Arguments on the framework
I must disagree with two esteemed colleagues of mine in these opinion pages, who have written skeptically or adversely on the Framework Agreement on the Bangsamoro. Like many of the newspaper’s readers, I share the Inquirer’s own view that the preliminary peace pact represents the best chance of lasting peace in Mindanao in our time.
But first, an ungrudging acknowledgment: That ex-ambassador Bobi Tiglao and the new Inquirer publisher, Dean Raul Pangalangan (and even constitutionalist Fr. Joaquin Bernas, SJ), all have serious concerns about the agreement signed last week in Malacañang tells me that the criticism against it does not always follow predictable patterns—and that I must remain open to the possibility that my own views may be mistaken.
Bobi and Dean have written a total of three columns on the new agreement; it isn’t possible to respond to every single point they raised, so I will focus on one characteristic argument they have each made. I hope to prove that, in each case, the argument is erroneous.
Let me start with Bobi, who wrote on Oct. 18 that the framework agreement was “clearly a roadmap for the republic’s dismemberment.” As I understand it, his central argument flows through three stages: the “crucial concept” is the use in the agreement of the term Bangsamoro without qualifications; this entity “has all the attributes of a nation-state”; it is defined “not as an entity under the republic.” I too am somewhat vexed by the agreement’s use of “asymmetric” to describe the “relationship” between the national government and the Bangsamoro government. (It was the first question I asked chief government negotiator Marvic Leonen when I had the chance.) But I think Bobi misreads the evidence on the attributes of a nation-state. (I will get back to this point at the end.)
In my view, however, the argument most characteristic of Bobi’s perspective on the agreement is the one he makes in his first paragraph: “The pact calls for the creation of an MILF-controlled state within a state—precisely its main aim in the past decades. Bannered by the Islamic invocation ‘In the Name of God, the Beneficent, the Merciful,’ the document even reads not as a pact between a sovereign secular state and a rebel group but as an MILF manifesto.”
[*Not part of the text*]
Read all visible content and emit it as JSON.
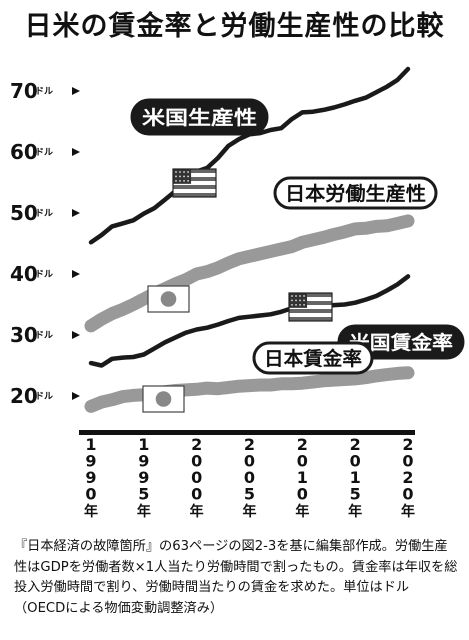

But in fact every single text produced through the peace negotiations with both the Moro National Liberation Front and the Moro Islamic Liberation Front begins with an Islamic invocation—including the Memorandum of Agreement on Ancestral Domain put together by the Arroyo administration he served. (The MNLF texts, including the 1996 Final Peace Agreement with the MNLF, bear a slightly different prayer: “In the name of God, the Omnipotent, the Merciful.”) This use is standard diplomatic practice, but Bobi turns it into a scare tactic. Having forged the frame of an “MILF manifesto,” he then proceeds to read the agreement as such.
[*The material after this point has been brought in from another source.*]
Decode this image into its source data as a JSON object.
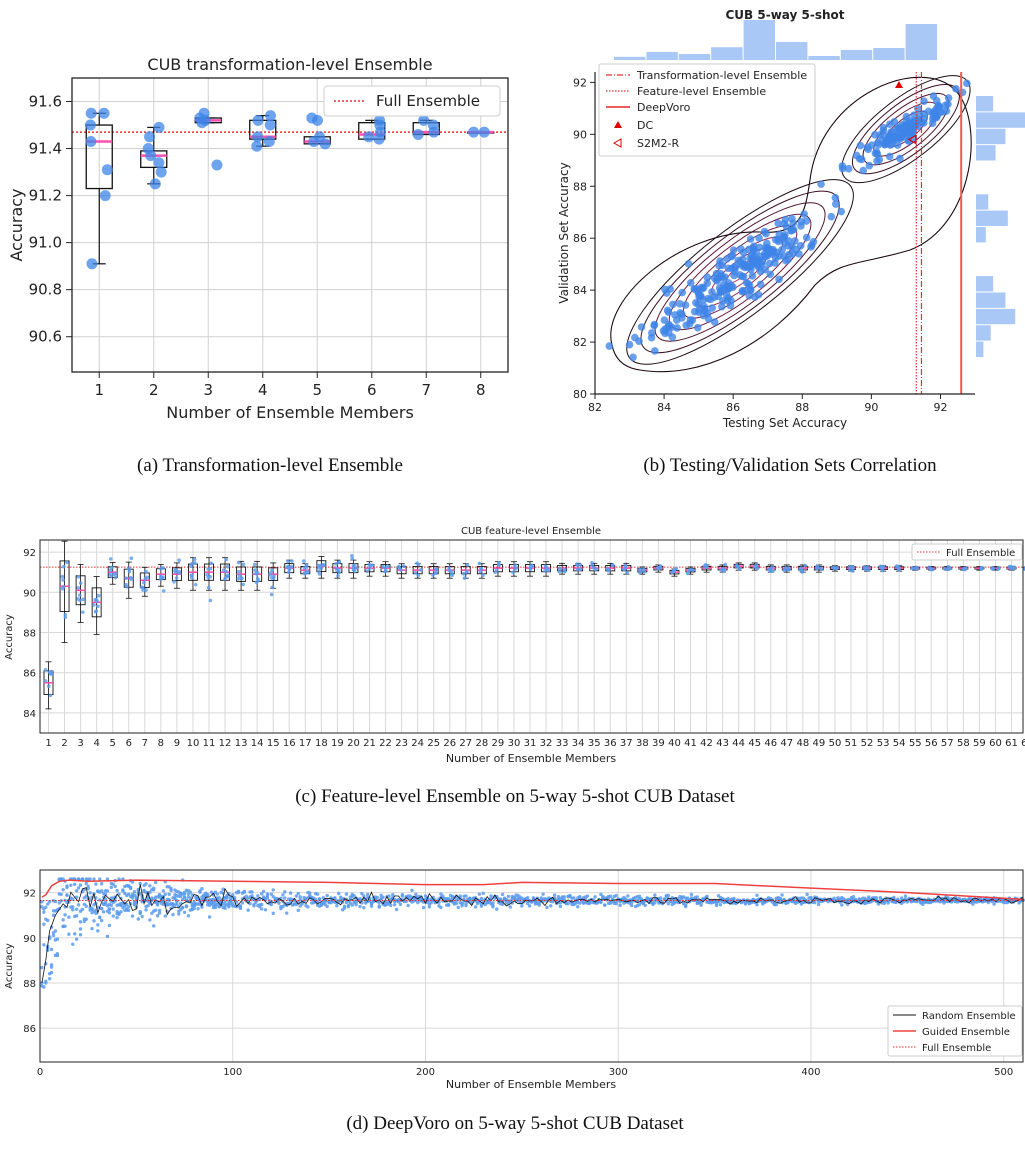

I would not describe Dean’s position on the framework agreement as hostile; perhaps actively skeptical would be the best approximation. I would sum up Dean’s concerns as a series of related arguments about language and power. In his Oct. 12 column, he warned against Orwellian motives pulsing through the language of the agreement. “The so-called Framework Agreement on the Bangsamoro uses words to conceal rather than reveal.” In his Oct. 19 column, he expands on his concerns. “The Framework says little but the public has been conditioned to believe it says everything.” “Most importantly, the key Framework provisions each refer to an “Annex” that does not exist.” “This language is so slippery.”
In my view, however, the argument most characteristic of Dean’s perspective on the agreement is where he senses the most danger: “Even more sinister, notice a strange clause that appears not once but twice in the Framework: the Bangsamoro rulers may ‘block grants and subsidies from the Central Government.’”
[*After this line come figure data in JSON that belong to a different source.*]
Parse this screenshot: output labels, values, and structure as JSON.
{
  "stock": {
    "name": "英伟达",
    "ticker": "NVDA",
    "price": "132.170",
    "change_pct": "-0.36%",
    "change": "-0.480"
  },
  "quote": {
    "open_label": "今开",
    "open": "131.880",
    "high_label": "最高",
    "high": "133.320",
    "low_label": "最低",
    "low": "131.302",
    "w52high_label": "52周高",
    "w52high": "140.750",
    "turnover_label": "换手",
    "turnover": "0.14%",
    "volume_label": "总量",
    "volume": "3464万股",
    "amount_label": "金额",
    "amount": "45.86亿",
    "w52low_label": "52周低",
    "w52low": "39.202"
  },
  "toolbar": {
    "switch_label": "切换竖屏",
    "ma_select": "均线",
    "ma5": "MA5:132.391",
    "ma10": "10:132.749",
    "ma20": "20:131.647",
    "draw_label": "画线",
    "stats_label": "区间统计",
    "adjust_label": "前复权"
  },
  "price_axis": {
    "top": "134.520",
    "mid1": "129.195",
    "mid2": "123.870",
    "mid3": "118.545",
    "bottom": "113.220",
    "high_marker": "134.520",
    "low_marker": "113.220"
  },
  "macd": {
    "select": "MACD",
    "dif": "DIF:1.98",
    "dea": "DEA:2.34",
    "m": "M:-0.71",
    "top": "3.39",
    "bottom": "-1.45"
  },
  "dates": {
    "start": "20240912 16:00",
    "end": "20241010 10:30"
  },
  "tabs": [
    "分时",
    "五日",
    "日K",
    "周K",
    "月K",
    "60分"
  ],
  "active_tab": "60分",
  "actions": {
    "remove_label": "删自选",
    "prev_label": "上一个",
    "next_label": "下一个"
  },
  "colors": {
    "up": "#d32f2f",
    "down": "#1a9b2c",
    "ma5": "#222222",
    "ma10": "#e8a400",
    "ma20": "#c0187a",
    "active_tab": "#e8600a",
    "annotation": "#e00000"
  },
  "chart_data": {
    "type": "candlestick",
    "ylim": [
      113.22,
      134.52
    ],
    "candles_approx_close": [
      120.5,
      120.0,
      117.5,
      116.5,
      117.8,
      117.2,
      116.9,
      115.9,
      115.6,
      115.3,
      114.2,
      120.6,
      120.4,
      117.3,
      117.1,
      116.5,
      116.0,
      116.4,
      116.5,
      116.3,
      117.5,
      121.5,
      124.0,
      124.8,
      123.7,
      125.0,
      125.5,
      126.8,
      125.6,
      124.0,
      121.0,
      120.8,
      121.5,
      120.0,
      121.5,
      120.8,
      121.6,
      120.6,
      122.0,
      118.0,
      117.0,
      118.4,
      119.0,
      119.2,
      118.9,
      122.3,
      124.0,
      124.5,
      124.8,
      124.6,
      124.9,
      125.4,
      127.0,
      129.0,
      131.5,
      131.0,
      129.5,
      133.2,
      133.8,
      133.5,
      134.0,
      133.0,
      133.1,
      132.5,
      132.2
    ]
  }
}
But in fact the word “block” is not used as a verb, but as an attributive noun. The first of the two appearances Dean notes is in Section IV, Item 3: “The Bangsamoro will have the authority to receive grants and donations from domestic and foreign sources, and block grants and subsidies from the Central Government.” That use is truly head-scratching. But Item 7 clarifies things: “Fiscal autonomy shall mean generation and budgeting of the Bangsamoro’s own sources of revenue, its share of the internal revenue taxes and block grants and subsidies remitted to it by the central government or any donor.” In other words, and as a recourse to a good-sized dictionary shows, a block grant is an unrestricted grant of funds from the national government. Dean’s skepticism leads him, unfortunately, into a language trap.
Back to reading the evidence. Bobi seizes on ambivalent phrasing in the agreement, in Section VIII, Item 6, and reads it as full of meaning. “In phased and gradual manner, all law enforcement functions shall be transferred from the Armed Forces of the Philippines (AFP) to the police force for the Bangsamoro.” In Bobi’s view, this means Bangsamoro is a nation-state because it will have “its own armed force, disguised as a ‘police force.’”
But he sees a similar ambiguity in the “decommissioning” clause (Section VIII, Item 5) and reads it as meaningless: “The MILF shall undertake a graduated program for decommissioning of its forces so that they are put beyond use.” He concludes: “There is no such provision for disarmament in the Aquino-MILF pact, merely a vague statement.”
I guess vague is what we make of it.